The recently released EN 1443:2019 lays out a series of standard structure types which cover the European market, with varying levels of insulation applied to walls and ceiling in conjunction with the floor penetration and enclosure variations. The standard also specifies the U & R values required for the test structures based on National building regulations. Manufacturers can then select and test in accordance with classes relevant to their markets and local methods of construction and regulation.
Most existing housing stock in the UK will be best represented by structure type “b”, with U value represented by a 100 mm wall and floor thickness. For new build, the U value is represented by a 200 mm wall and roof thickness, close to type “c”. For passive house, the U value is represented by test structure “e” which increases the wall and roof thickness to 400mm.
An additional designation letter will be added to the product designation for the type of test structure used during the testing, as shown in the example below.

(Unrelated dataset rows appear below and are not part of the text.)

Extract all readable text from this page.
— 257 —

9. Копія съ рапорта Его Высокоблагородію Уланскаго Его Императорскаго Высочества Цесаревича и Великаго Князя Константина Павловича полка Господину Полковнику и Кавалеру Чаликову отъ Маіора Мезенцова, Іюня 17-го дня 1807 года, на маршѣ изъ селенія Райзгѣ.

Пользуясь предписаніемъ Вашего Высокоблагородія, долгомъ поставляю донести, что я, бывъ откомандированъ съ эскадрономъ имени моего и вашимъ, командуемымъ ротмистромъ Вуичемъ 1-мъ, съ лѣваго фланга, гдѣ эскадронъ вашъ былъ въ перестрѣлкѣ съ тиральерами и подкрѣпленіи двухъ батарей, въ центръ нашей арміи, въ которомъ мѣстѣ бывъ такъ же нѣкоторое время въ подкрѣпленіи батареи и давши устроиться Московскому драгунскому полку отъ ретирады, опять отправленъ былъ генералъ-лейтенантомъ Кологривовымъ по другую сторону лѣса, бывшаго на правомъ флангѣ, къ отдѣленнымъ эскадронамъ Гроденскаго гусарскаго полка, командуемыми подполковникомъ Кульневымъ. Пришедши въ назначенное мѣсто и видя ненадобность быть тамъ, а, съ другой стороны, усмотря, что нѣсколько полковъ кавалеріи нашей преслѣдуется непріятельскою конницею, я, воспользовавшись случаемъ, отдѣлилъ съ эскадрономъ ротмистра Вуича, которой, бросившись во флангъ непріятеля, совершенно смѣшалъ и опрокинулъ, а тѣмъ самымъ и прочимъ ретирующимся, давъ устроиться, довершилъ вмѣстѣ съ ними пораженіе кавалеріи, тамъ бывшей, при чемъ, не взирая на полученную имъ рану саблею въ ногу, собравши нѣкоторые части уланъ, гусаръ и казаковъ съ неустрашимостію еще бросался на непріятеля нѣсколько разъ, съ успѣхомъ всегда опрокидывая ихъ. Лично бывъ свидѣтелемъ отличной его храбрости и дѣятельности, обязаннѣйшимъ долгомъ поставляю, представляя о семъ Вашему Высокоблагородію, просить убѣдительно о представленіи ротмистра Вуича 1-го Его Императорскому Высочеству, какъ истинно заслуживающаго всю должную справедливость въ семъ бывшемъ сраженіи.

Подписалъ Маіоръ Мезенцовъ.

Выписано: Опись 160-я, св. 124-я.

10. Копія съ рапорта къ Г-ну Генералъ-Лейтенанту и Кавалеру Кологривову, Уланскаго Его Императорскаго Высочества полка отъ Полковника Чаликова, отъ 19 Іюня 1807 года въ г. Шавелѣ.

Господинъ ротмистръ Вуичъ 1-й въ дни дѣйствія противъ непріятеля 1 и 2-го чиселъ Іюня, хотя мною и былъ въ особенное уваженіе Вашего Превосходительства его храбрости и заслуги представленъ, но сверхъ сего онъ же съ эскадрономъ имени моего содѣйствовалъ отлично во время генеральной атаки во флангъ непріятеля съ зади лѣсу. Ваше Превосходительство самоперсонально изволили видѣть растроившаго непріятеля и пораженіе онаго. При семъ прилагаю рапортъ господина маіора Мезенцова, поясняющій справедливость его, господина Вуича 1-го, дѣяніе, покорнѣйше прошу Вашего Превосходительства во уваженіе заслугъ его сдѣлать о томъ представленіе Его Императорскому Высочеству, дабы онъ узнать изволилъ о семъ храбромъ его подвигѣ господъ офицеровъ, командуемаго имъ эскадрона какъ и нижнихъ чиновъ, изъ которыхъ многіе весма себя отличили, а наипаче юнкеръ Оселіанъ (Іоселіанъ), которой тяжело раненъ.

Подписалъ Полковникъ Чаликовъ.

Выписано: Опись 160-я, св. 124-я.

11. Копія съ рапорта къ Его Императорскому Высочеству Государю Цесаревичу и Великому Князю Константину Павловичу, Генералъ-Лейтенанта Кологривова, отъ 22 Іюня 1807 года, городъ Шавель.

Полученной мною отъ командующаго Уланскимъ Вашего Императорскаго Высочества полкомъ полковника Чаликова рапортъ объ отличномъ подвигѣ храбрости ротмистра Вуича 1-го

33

The product designation includes, temperature class, pressure class, corrosion resistance class and sootfire resistance class with distance to combustible material where appropriate, and the type of test structure:
i.e. ENxxxxx – T400 – N1 – D – 3 – G – 50 – c
While EN 1443:2019 is now published, the related harmonised product standards for different chimney types are still being finalised. This means that testing with the new structure types is not yet a requirement for CE marking (or the UKCA mark).
However, some manufacturers are already looking to carry out testing on their existing products to the enhanced requirements and listing the data on a voluntary basis.